The Specials

From November 2009

The warm-up DJ certainly knew what he was doing last Thursday at Edinburgh's Corn Exchange. If the evening's entertainment had ended after he played A Town Called Malice by the Jam, Geno by my beloved Dexys & the Clash's London Calling I would have gone home happy.

If the evening's entertainment had ended after the Specials bounced onto the stage and raced through Do The Dog, (Dawning Of A) New Era & Gangsters I would have gone home very happy. But it didn't end there. Oh no, it didn't end there.

My memories of the Specials when they first appeared 30 years ago are a bit vague. I remember listening to Ghost Town in a damp tent near Eddleston. I remember watching them on Top Of The Pops and thinking that Terry Hall was the epitome of understated cool. I remember John Peel playing all 5 tracks of the Too Much Too Young E.P. the day it got to no. 1. (Around the same time I also remember him playing Ring My Bell by Anita Ward. I learned something that evening but that's another story for another day.) I bought some of the Specials' records but never had any inclination to see them live. Apart from anything else I wouldn't even have known where or when they were playing.

So not exactly a hardcore Specials fan but the 7-piece from Coventry must have wormed their way into my subconscious. Over the years I've kept coming back to their music and they are now synonymous with my youth. So much so that when their 30th anniversay tour kicked off in April this year I decided not to go on the basis that some things are best left as memories. Or maybe I couldn't be bothered travelling to Glasgow. Probably the latter as I wasted no time buying a ticket when it was announced that they would be playing Edinburgh in November.

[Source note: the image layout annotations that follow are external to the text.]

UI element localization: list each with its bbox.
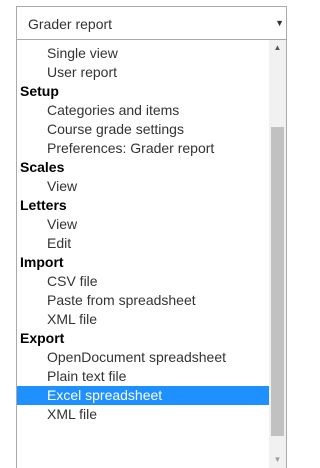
optgroup-label: Setup xyxy=(20,83,59,99)
option-item[interactable]: Single view xyxy=(17,44,271,63)
optgroup-label: Import xyxy=(20,254,64,270)
report-select[interactable]: Grader report ▼ xyxy=(16,6,287,40)
option-item[interactable]: View xyxy=(17,215,271,234)
option-item[interactable]: Edit xyxy=(17,234,271,253)
option-item[interactable]: Categories and items xyxy=(17,101,271,120)
report-select-value: Grader report xyxy=(28,16,113,32)
optgroup-label: Export xyxy=(20,330,65,346)
scroll-down-arrow-icon[interactable]: ▼ xyxy=(269,452,286,468)
option-item[interactable]: Preferences: Grader report xyxy=(17,139,271,158)
dropdown-scrollbar[interactable]: ▲ ▼ xyxy=(269,40,286,468)
scrollbar-thumb[interactable] xyxy=(271,127,284,436)
optgroup-label: Scales xyxy=(20,159,65,175)
chevron-down-icon[interactable]: ▼ xyxy=(275,18,284,28)
option-list: Single view User report Setup Categories an… xyxy=(17,44,271,424)
option-item[interactable]: OpenDocument spreadsheet xyxy=(17,348,271,367)
option-item[interactable]: User report xyxy=(17,63,271,82)
option-item[interactable]: XML file xyxy=(17,310,271,329)
option-item[interactable]: CSV file xyxy=(17,272,271,291)
option-item[interactable]: Plain text file xyxy=(17,367,271,386)
option-item[interactable]: Excel spreadsheet xyxy=(17,386,271,405)
report-dropdown-list[interactable]: Single view User report Setup Categories an… xyxy=(16,40,287,468)
option-item[interactable]: XML file xyxy=(17,405,271,424)
option-item[interactable]: Paste from spreadsheet xyxy=(17,291,271,310)
optgroup-label: Letters xyxy=(20,197,67,213)
option-item[interactable]: Course grade settings xyxy=(17,120,271,139)
option-item[interactable]: View xyxy=(17,177,271,196)
scroll-up-arrow-icon[interactable]: ▲ xyxy=(269,40,286,56)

The strange thing was - despite everyone in the audience knowing every word of every song that was played - Thursday night didn't feel like a trip down memory lane. Man At C&A, Nite Klub, Little Bitch & the rest kept coming with a freshness & raw energy that would shame many younger bands. Hall, Golding, Staple et al looked like they were having a ball and sent 3,000 people home with smiles on their faces. And in my case and a good few others, beer on my head. Why do people do that? A small price to pay for a 2 Tone tour de force.